Sustainable Synthesis of P‐Doped Carbon Nitride From Fertilizer Sources for Enhanced Photocatalysis

The contamination of rivers, lakes, and oceans by synthetic toxic dyes has become a critical issue that is undermining water safety around the globe. Metal-free semiconductors, and in particular the family of carbon nitrides, represent an appealing solution to degrade pollutants triggered by solar light illumination. Here, we present a new fabrication strategy for phosphorus-doped carbon nitride starting from two abundant fertilizers widely used in agriculture: thiourea and diammonium phosphate. We show that in the resulting P-doped carbon nitride P is incorporated by substitution of C atoms in the lattice, eventually increasing the population of photoexcited states and efficiently suppressing charge-carrier recombination.

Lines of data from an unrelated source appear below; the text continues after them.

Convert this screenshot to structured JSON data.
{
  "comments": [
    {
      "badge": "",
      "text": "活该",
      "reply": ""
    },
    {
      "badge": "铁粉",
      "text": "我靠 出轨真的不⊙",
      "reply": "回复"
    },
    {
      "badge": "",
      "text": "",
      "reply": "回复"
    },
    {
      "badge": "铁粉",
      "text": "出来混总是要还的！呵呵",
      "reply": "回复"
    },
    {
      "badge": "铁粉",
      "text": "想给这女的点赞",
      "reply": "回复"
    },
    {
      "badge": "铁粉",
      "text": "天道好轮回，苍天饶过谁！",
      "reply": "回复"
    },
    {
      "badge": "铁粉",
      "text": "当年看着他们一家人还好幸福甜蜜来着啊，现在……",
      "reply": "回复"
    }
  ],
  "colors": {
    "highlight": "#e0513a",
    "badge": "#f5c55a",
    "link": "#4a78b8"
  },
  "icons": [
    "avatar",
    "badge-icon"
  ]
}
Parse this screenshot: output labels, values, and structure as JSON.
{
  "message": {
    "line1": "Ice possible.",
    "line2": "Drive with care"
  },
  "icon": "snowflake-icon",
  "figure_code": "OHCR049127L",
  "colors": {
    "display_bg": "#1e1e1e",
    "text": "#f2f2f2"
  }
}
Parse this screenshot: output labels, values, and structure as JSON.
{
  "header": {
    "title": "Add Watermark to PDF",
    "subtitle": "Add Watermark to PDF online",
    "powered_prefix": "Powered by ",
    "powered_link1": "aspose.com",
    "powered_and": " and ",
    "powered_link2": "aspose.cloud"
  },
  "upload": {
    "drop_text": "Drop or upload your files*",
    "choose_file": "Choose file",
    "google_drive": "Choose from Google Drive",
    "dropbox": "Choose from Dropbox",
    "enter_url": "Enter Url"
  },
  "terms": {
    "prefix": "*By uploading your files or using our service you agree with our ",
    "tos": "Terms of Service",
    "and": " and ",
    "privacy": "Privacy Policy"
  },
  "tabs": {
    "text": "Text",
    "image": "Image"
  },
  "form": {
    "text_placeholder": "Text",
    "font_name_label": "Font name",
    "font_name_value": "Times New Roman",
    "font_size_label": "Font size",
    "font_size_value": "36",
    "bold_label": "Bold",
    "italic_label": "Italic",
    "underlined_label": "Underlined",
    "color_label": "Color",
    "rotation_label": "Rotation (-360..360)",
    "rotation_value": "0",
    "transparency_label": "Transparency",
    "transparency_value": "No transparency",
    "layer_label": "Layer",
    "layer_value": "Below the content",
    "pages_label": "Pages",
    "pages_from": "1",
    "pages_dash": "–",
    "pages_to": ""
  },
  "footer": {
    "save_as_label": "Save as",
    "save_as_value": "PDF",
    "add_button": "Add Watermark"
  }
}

Doped samples, and specifically the one obtained with an initial 1 %wt of P dopant in the precursor, demonstrate superior abilities in the degradation of four persistent dyes (Rhodamine B, malachite green, indigo carmine, Congo red) compared to the pristine carbon nitride. This P-doped semiconductor efficiently catalyzes the quantitative photodegradation of common dyes in less than 60 min, thus proving noteworthy versatility and applicability for use in environmental remediation applications.